FIFA 14 why you no let me play?

So last night seemed like a good night to continue my quest for the Portuguese cup in Fifa 14.  I was already in the quarter-finals and wanted to - go - all - the - way!!!!!  I won the quarter finals game and then there were several other matches not even related to the cup.  I'm not familiar with the normal calendar of games for this cup but that one REALLY confused me.  

So I play through several matches and my game was a little off last night.  I wasn't doing a lot of good, but we were still winning.  So I get to the semi-finals match and the coach doesn't play me!!!!!   I sat there swearing like a drunken sailor.  I couldn't believe that all the good I had done in the earlier games of the cup got me NOTHING in the semi-finals match.  Needless to say at least if I am having a bad game, I can usually still win with my teammates.  The funny thing is, when the coach does decide to sit me out of a game, the team usually loses horribly which is exactly what happened in a 5 - nil game in the semi-finals.  I was needless to say quite pissed and after saving everything it was the end of Fifa for the night.

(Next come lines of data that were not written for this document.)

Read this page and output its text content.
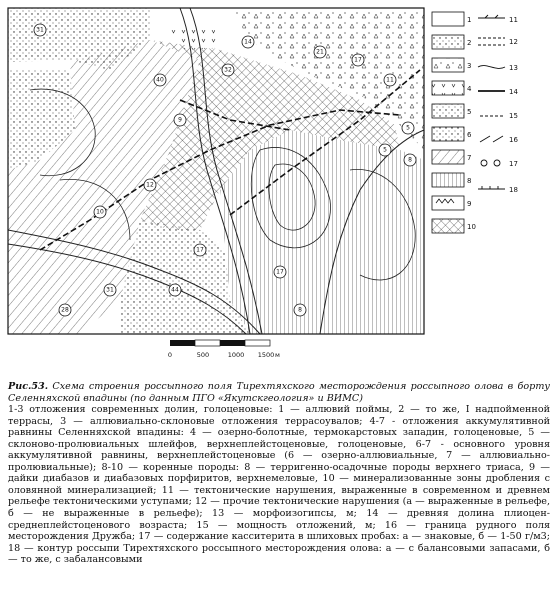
21
14
32
17
10
5
8
40
9
11
31
28
12
17
44
31
5
17
8
1
2
3
4
5
6
7
8
9
10
11
12
13
14
15
16
17
18
0	500	1000 1500 м

Рис.53. Схема строения россыпного поля Тирехтяхского месторождения россыпного олова в борту Селенняхской впадины (по данным ПГО «Якутскгеология» и ВИМС)

1-3 отложения современных долин, голоценовые: 1 — аллювий поймы, 2 — то же, I надпойменной террасы, 3 — аллювиально-склоновые отложения террасоувалов; 4-7 - отложения аккумулятивной равнины Селенняхской впадины: 4 — озерно-болотные, термокарстовых западин, голоценовые, 5 — склоново-пролювиальных шлейфов, верхнеплейстоценовые, голоценовые, 6-7 - основного уровня аккумулятивной равнины, верхнеплейстоценовые (6 — озерно-аллювиальные, 7 — аллювиально-пролювиальные); 8-10 — коренные породы: 8 — терригенно-осадочные породы верхнего триаса, 9 — дайки диабазов и диабазовых порфиритов, верхнемеловые, 10 — минерализованные зоны дробления с оловянной минерализацией; 11 — тектонические нарушения, выраженные в современном и древнем рельефе тектоническими уступами; 12 — прочие тектонические нарушения (а — выраженные в рельефе, б — не выраженные в рельефе); 13 — морфоизогипсы, м; 14 — древняя долина плиоцен-среднеплейстоценового возраста; 15 — мощность отложений, м; 16 — граница рудного поля месторождения Дружба; 17 — содержание касситерита в шлиховых пробах: а — знаковые, б — 1-50 г/м3; 18 — контур россыпи Тирехтяхского россыпного месторождения олова: а — с балансовыми запасами, б — то же, с забалансовыми
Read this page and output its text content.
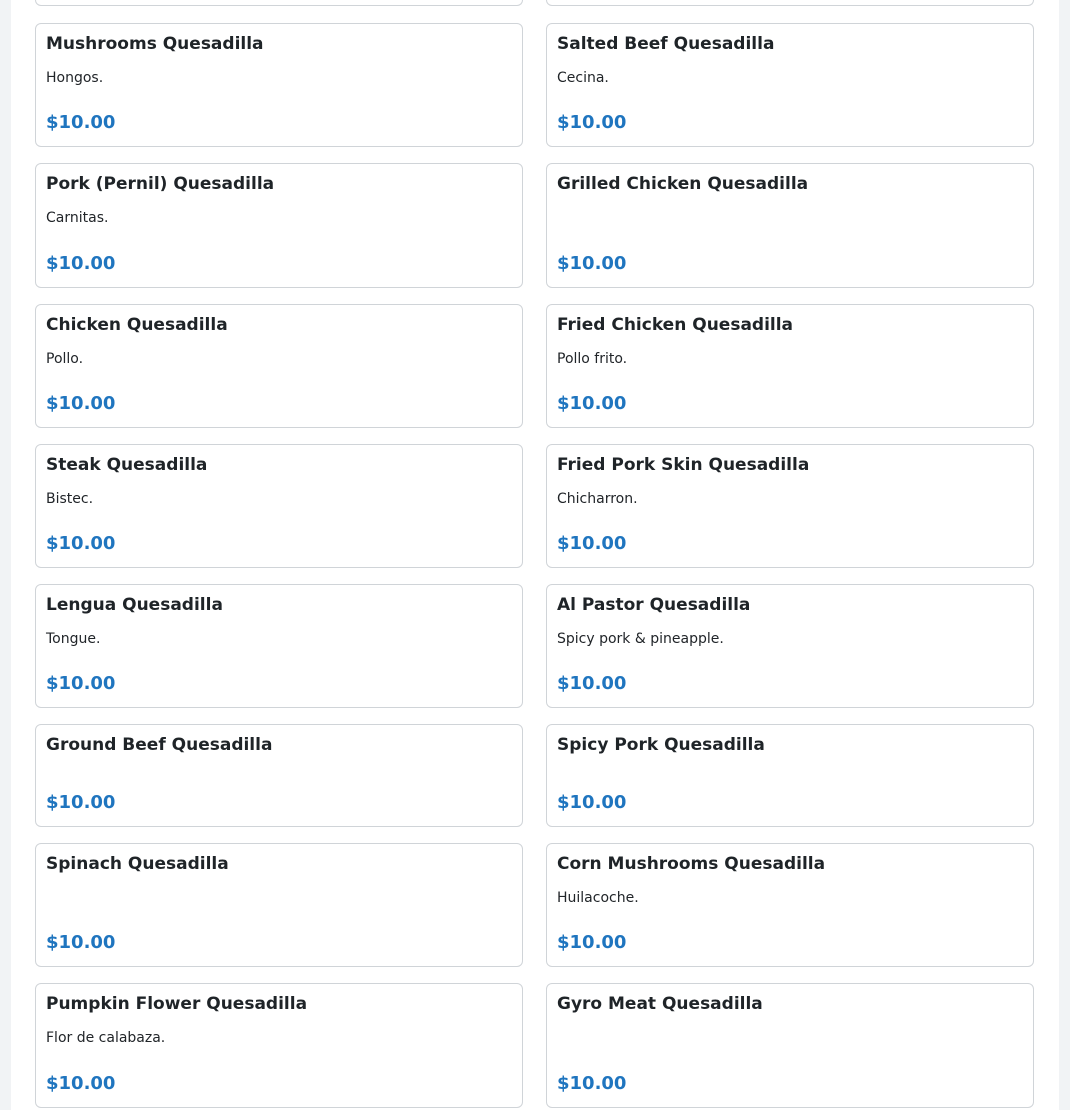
Mushrooms Quesadilla
Hongos.
$10.00
Salted Beef Quesadilla
Cecina.
$10.00
Pork (Pernil) Quesadilla
Carnitas.
$10.00
Grilled Chicken Quesadilla
$10.00
Chicken Quesadilla
Pollo.
$10.00
Fried Chicken Quesadilla
Pollo frito.
$10.00
Steak Quesadilla
Bistec.
$10.00
Fried Pork Skin Quesadilla
Chicharron.
$10.00
Lengua Quesadilla
Tongue.
$10.00
Al Pastor Quesadilla
Spicy pork & pineapple.
$10.00
Ground Beef Quesadilla
$10.00
Spicy Pork Quesadilla
$10.00
Spinach Quesadilla
$10.00
Corn Mushrooms Quesadilla
Huilacoche.
$10.00
Pumpkin Flower Quesadilla
Flor de calabaza.
$10.00
Gyro Meat Quesadilla
$10.00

Tonight I am going to pick up the season pass for Assassin's Creed IV and going to get back into being that drunken sailor with some Christmas Ale.  Although, I'm pretty sure they probably didn't have flavored beers like that back then.  Oh well, it's just a game!!!

 

 

Gotta love the Steam sale!

So I finally found something to pull me away from my PS4, the damn Fall Steam sale!  I have to say, that whenever Steam has one of their sales, it's a damn good sale!  I pulled the trigger on some smaller games I've been wanting to pick up and I'm glad I did as so far I've been having a blast with them.  I picked up Hammerwatch, Rogue Legacy as well as Baldur's Gate Extended Edition.  

I've been wanting to pick up the Baldur's Gate game as I never played through the first two.  I haven't started playing this one yet, but I can't wait to start as I know this is one great game.

I did start to play Hammerwatch and Rogue Legacy.  I've spent a little more time with Hammerwatch as once I started getting into it I defintely could not put the controller down.  I'm using my Xbox360 controller to play this game on the PC and I would definitely recommend the game be played this way.  Picking up the 20 dollar wireless connector for the 360 controller was definitely a great purchase.  I had an old logitech wireless remote that I picked up from Overstock.com YEARS ago as a refurbished controller and the 360 controller is so much better.  I can't wait for there to be better support for the PS4 controller as that controller is definitely becoming my controller of choice.  So Hammerwatch is an interesting little game.  The graphics aren't the greatest but the gameplay is definitely there.  I do wish there was a way you could get the map to zoom out as several times I felt like I was going in circles not knowing where to go next and had I been able to see the full map at one time it would of really helped.  If there is a way then someone please post it in the comments as I couldn't figure out how to do it. 

I played a little bit of Rogue Legacy and I can see already that that game is ALL about dying.  Holy shit what a rough game.  I didn't get to far into it before going back to Hammerwatch so Rogue Legacy may be put on hold until I reach the end of Hammerwatch.